Game Of Thrones Crowns Its Fast Food King
After Game of Thrones killed off Bud Knight in the recent Superbowl commercial, they were in need of a new food product king. Fortunately, Wendy’s convinced Game of Thrones on Twitter to usurp Bud Knight as the new king.
Surprisingly, the Game of Thrones Twitter responded to Wendy’s and confirmed them as a new king. Game of Thrones then made a jab at Burger King, saying “Any man who must say ‘I am the king’ is no true king at all.” Unfortunately, the king of burgers missed his chance.
Taco Bell Declares War On McDonald’s Breakfast Sandwiches
When Taco Bell released its new breakfast items for $1 across the board, McDonald’s all-day breakfast dropped in revenue. McDonald’s then added $1, $2, and $3 tiers. Taco Bell increased their advertising, and so did McDonald’s. Eventually, Taco Bell released a ruthless commercial as an advertising scheme.
Taking the term “war” seriously, the commercial begins with a Ronald McDonald look-alike dictator forcing its citizens to eat Egg McMuffin-looking sandwiches.

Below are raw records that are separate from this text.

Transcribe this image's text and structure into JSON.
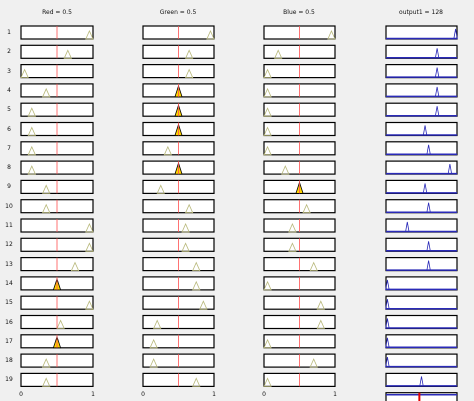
{
  "window": {
    "background": "#f0f0f0"
  },
  "headers": [
    {
      "label": "Red = 0.5"
    },
    {
      "label": "Green = 0.5"
    },
    {
      "label": "Blue = 0.5"
    },
    {
      "label": "output1 = 128"
    }
  ],
  "rules": [
    "1",
    "2",
    "3",
    "4",
    "5",
    "6",
    "7",
    "8",
    "9",
    "10",
    "11",
    "12",
    "13",
    "14",
    "15",
    "16",
    "17",
    "18",
    "19"
  ],
  "axis_ticks": {
    "red": [
      "0",
      "1"
    ],
    "green": [
      "0",
      "1"
    ],
    "blue": [
      "0",
      "1"
    ]
  },
  "colors": {
    "membership_line": "#b8b87a",
    "fired_fill": "#ffd400",
    "input_marker": "#ff5050",
    "output_line": "#2a2ab8",
    "aggregate_marker": "#e00000"
  },
  "inputs": {
    "red": [
      0.95,
      0.65,
      0.05,
      0.35,
      0.15,
      0.15,
      0.15,
      0.15,
      0.35,
      0.35,
      0.95,
      0.95,
      0.75,
      0.5,
      0.95,
      0.55,
      0.5,
      0.35,
      0.35
    ],
    "green": [
      0.95,
      0.65,
      0.65,
      0.5,
      0.5,
      0.5,
      0.35,
      0.5,
      0.25,
      0.65,
      0.6,
      0.6,
      0.75,
      0.75,
      0.85,
      0.2,
      0.15,
      0.15,
      0.75
    ],
    "blue": [
      0.95,
      0.2,
      0.05,
      0.05,
      0.05,
      0.05,
      0.05,
      0.3,
      0.5,
      0.6,
      0.4,
      0.4,
      0.7,
      0.05,
      0.8,
      0.8,
      0.05,
      0.7,
      0.05
    ]
  },
  "fired": {
    "red": [
      14,
      17
    ],
    "green": [
      4,
      5,
      6,
      8
    ],
    "blue": [
      9
    ]
  },
  "outputs": [
    0.98,
    0.72,
    0.72,
    0.72,
    0.72,
    0.55,
    0.6,
    0.9,
    0.55,
    0.6,
    0.3,
    0.6,
    0.6,
    0.02,
    0.02,
    0.02,
    0.02,
    0.02,
    0.5
  ],
  "input_value": 0.5,
  "aggregate_value": 0.47
}
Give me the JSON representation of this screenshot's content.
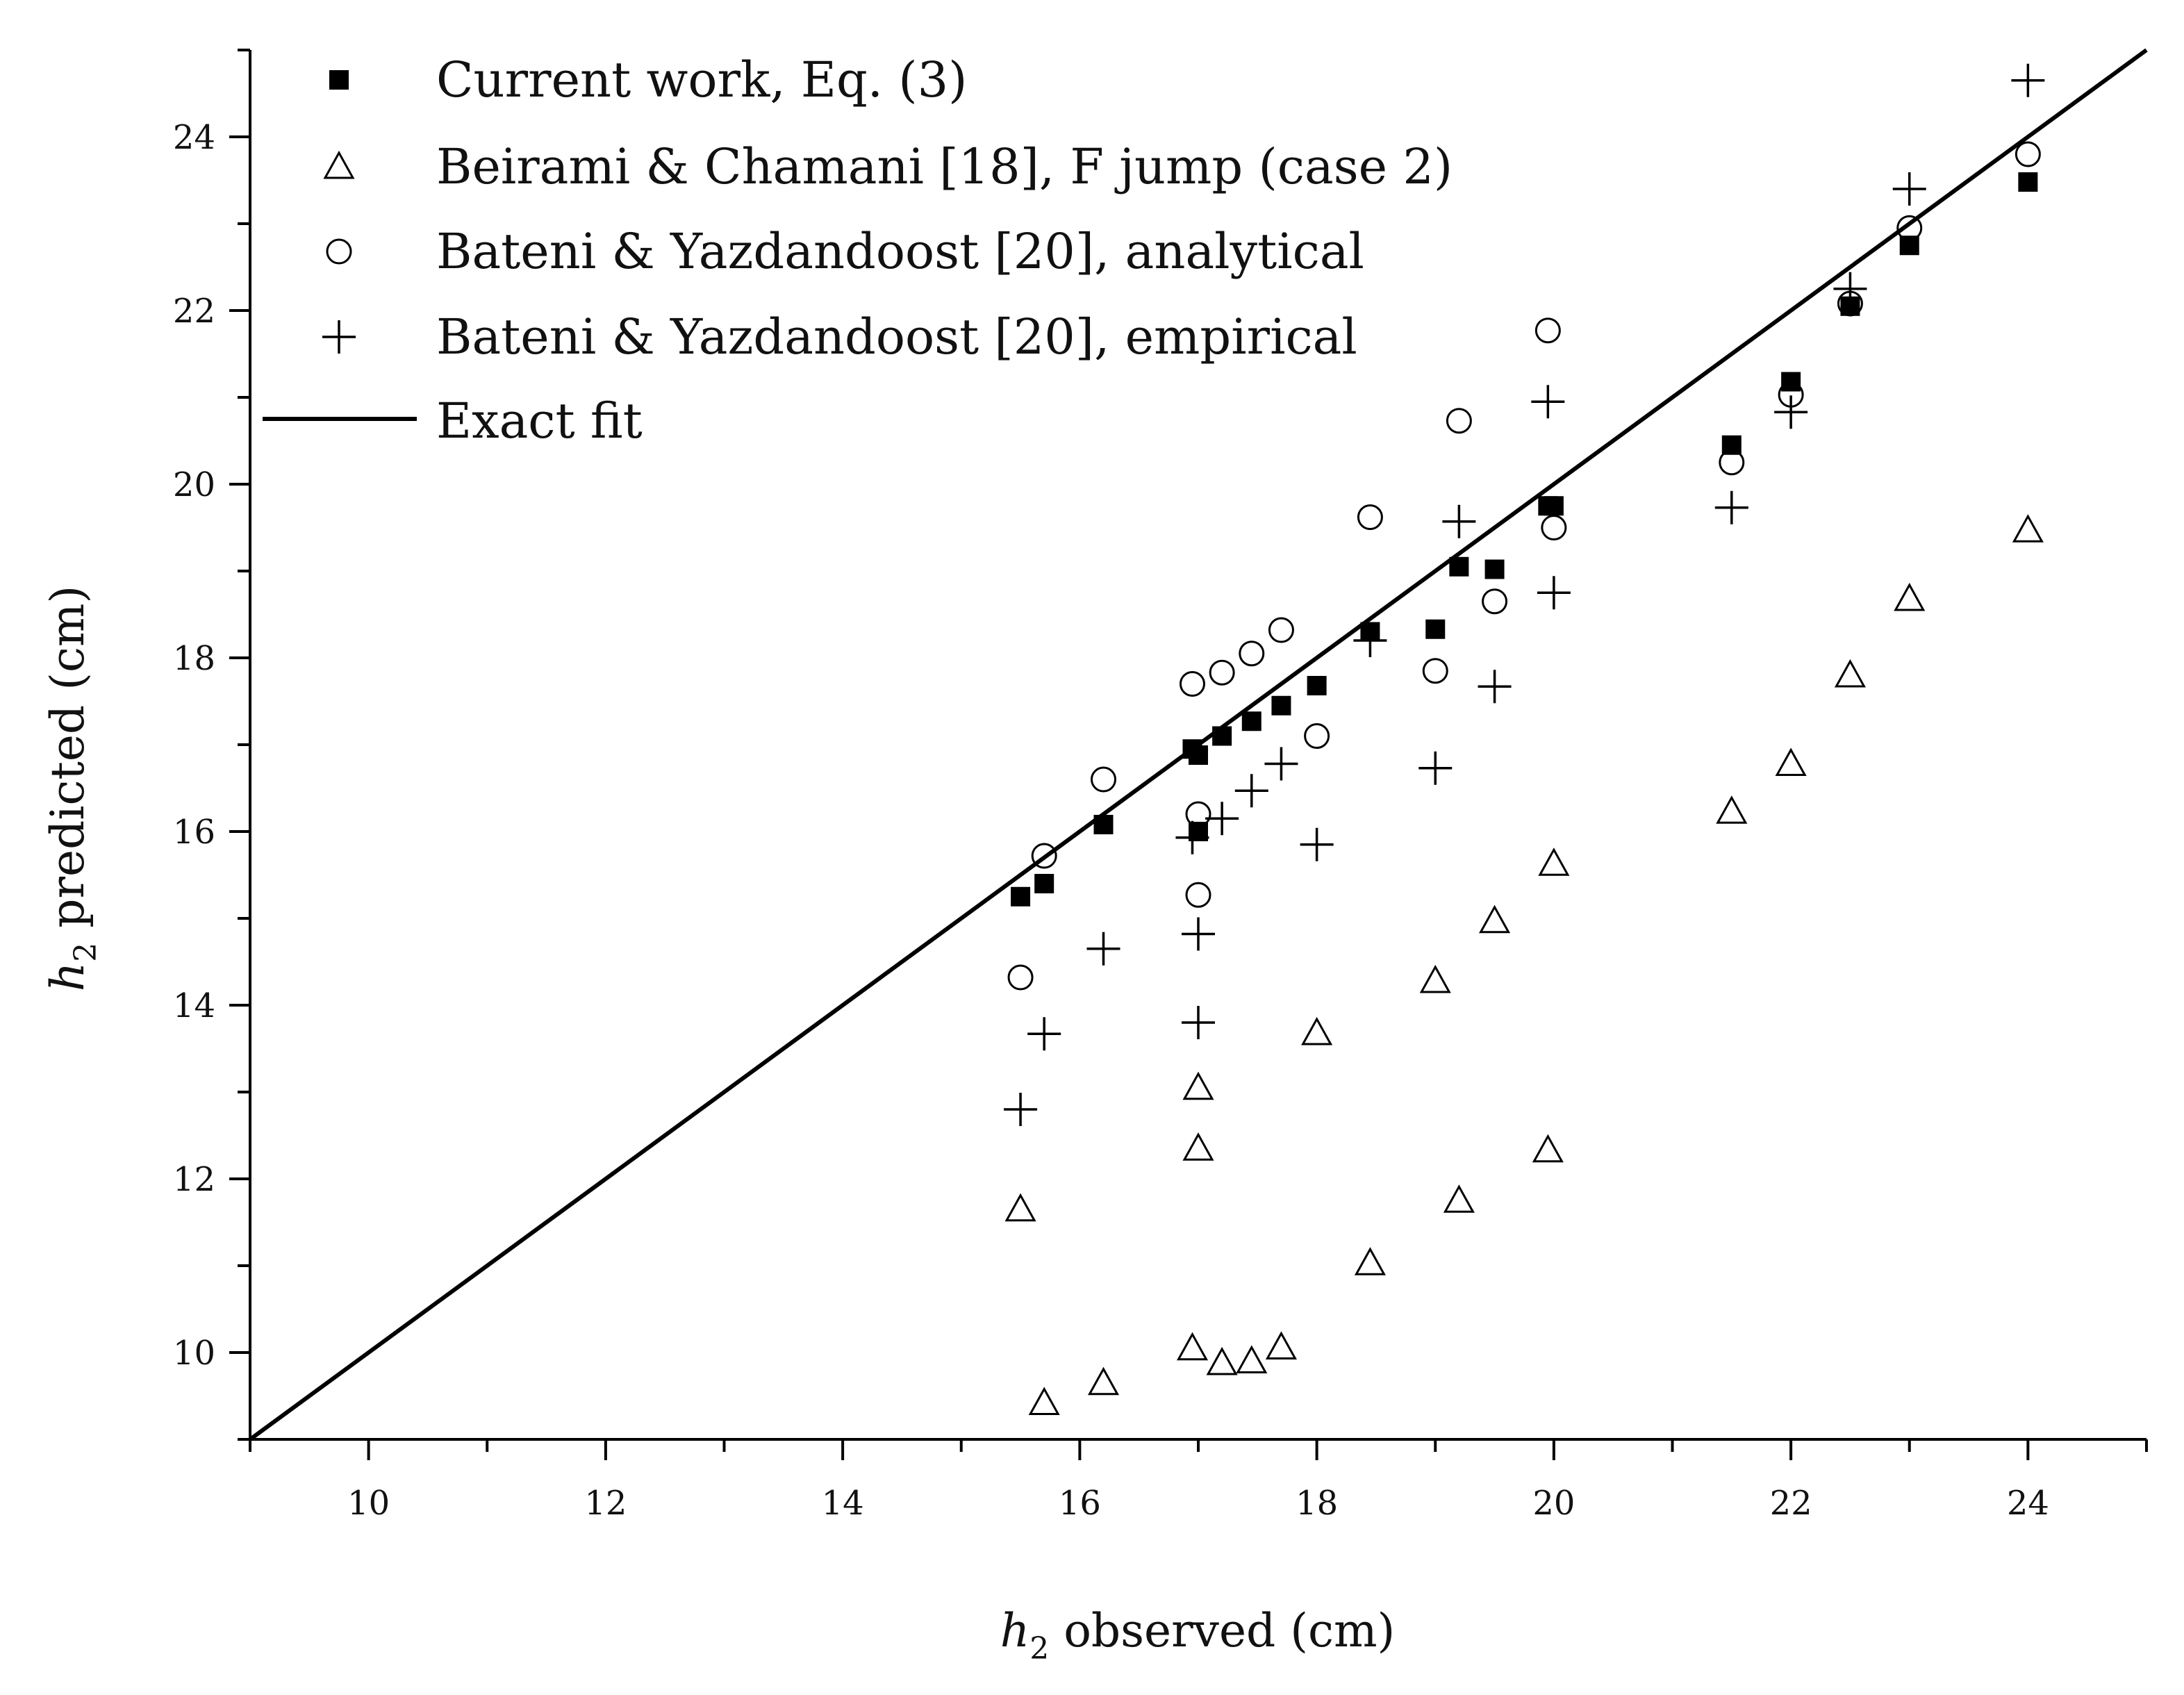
{
  "chart_data": {
    "type": "scatter",
    "xlabel": {
      "var": "h",
      "sub": "2",
      "rest": " observed (cm)"
    },
    "ylabel": {
      "var": "h",
      "sub": "2",
      "rest": " predicted (cm)"
    },
    "xlim": [
      9,
      25
    ],
    "ylim": [
      9,
      25
    ],
    "xticks": [
      10,
      12,
      14,
      16,
      18,
      20,
      22,
      24
    ],
    "yticks": [
      10,
      12,
      14,
      16,
      18,
      20,
      22,
      24
    ],
    "minor_step": 1,
    "legend_position": "top-left",
    "reference_line": {
      "name": "Exact fit",
      "from": [
        9,
        9
      ],
      "to": [
        25,
        25
      ]
    },
    "series": [
      {
        "name": "Current work, Eq. (3)",
        "marker": "filled-square",
        "x": [
          15.5,
          15.7,
          16.2,
          16.95,
          17.0,
          17.0,
          17.2,
          17.45,
          17.7,
          18.0,
          18.45,
          19.0,
          19.2,
          19.5,
          19.95,
          20.0,
          21.5,
          22.0,
          22.5,
          23.0,
          24.0
        ],
        "y": [
          15.25,
          15.4,
          16.08,
          16.95,
          16.88,
          16.0,
          17.1,
          17.27,
          17.45,
          17.68,
          18.3,
          18.33,
          19.05,
          19.02,
          19.75,
          19.75,
          20.45,
          21.18,
          22.05,
          22.75,
          23.48
        ]
      },
      {
        "name": "Beirami & Chamani [18], F jump (case 2)",
        "marker": "open-triangle",
        "x": [
          15.5,
          15.7,
          16.2,
          16.95,
          17.0,
          17.0,
          17.2,
          17.45,
          17.7,
          18.0,
          18.45,
          19.0,
          19.2,
          19.5,
          19.95,
          20.0,
          21.5,
          22.0,
          22.5,
          23.0,
          24.0
        ],
        "y": [
          11.65,
          9.42,
          9.65,
          10.05,
          13.05,
          12.35,
          9.88,
          9.9,
          10.06,
          13.68,
          11.03,
          14.28,
          11.75,
          14.97,
          12.33,
          15.63,
          16.23,
          16.78,
          17.8,
          18.68,
          19.47
        ]
      },
      {
        "name": "Bateni & Yazdandoost [20], analytical",
        "marker": "open-circle",
        "x": [
          15.5,
          15.7,
          16.2,
          16.95,
          17.0,
          17.0,
          17.2,
          17.45,
          17.7,
          18.0,
          18.45,
          19.0,
          19.2,
          19.5,
          19.95,
          20.0,
          21.5,
          22.0,
          22.5,
          23.0,
          24.0
        ],
        "y": [
          14.32,
          15.72,
          16.6,
          17.7,
          16.2,
          15.27,
          17.83,
          18.05,
          18.32,
          17.1,
          19.62,
          17.85,
          20.73,
          18.65,
          21.77,
          19.5,
          20.25,
          21.03,
          22.08,
          22.95,
          23.8
        ]
      },
      {
        "name": "Bateni & Yazdandoost [20], empirical",
        "marker": "plus",
        "x": [
          15.5,
          15.7,
          16.2,
          16.95,
          17.0,
          17.0,
          17.2,
          17.45,
          17.7,
          18.0,
          18.45,
          19.0,
          19.2,
          19.5,
          19.95,
          20.0,
          21.5,
          22.0,
          22.5,
          23.0,
          24.0
        ],
        "y": [
          12.8,
          13.67,
          14.65,
          15.93,
          14.82,
          13.8,
          16.15,
          16.47,
          16.78,
          15.85,
          18.2,
          16.73,
          19.57,
          17.67,
          20.95,
          18.75,
          19.73,
          20.83,
          22.25,
          23.4,
          24.65
        ]
      }
    ]
  }
}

A group of rebels eventually escapes the society to a bright land of smiling faces eating A.M. Crunchwraps. Not much left for interpretation in this commercial.
Dunkin’ Donuts Raises Arms In The Breakfast War
Dunkin’ Donuts has aimed to keep up with McDonald’s breakfasts since 2016, revising their drive-thru menu and deals. So when McDonald’s released Donut Sticks just before Valentine’s Day, Dunkin’ was quick to comment.
“What a weird coincidence . . . @McDonalds came out with Donut Sticks, and we just released the blueprints to our new donut packaging . . .” Dunkin’ tweeted, sharing a photo reminiscent of McDonald’s burger packaging. Dunkin’ clearly didn’t appreciate another restaurant copying the Donut Fries they released back in 2018. Their tweeted image copied McDonald’s products in return.
Old Spice Battles With Taco Bell
Unprovoked, Old Spice challenged Taco Bell’s fire sauce in 2012. In July, Old Spice tweeted, “Why is it that ‘fire sauce’ isn’t made with any real fire? Seems like false advertising.” Taco Bell came back with, “Is your deodorant made with really old spices?”
Old Spice’s reply really makes sense if you’ve seen their commercials. Meaning, it makes sense, only because Old Spice said it, “Depends. Do you consider volcanoes, tanks and freedom to be spices?”
Carl’s Jr. Can’t Compete With Wendy’s
Carl’s Jr. made the mistake of starting a Twitter fight with Wendy’s in 2017. Twitter user Andrew Morgan tweeted at Wendy’s, asking how they compare to Carl’s Jr. That same day, Carl’s Jr. replied “LOL they don’t,” receiving few responses.
Wendy’s didn’t immediately reply, lulling Carl’s Jr. into a false sense of victory. Half a day later, though, they landed the punch. “Yeah, for one, if we were going to diss another restaurant we’d have more than likes and RTs after 13 hours.” Unfortunately for Carl’s Jr, Wendy’s response got over 62,000 likes compared to their 1,000. Ouch!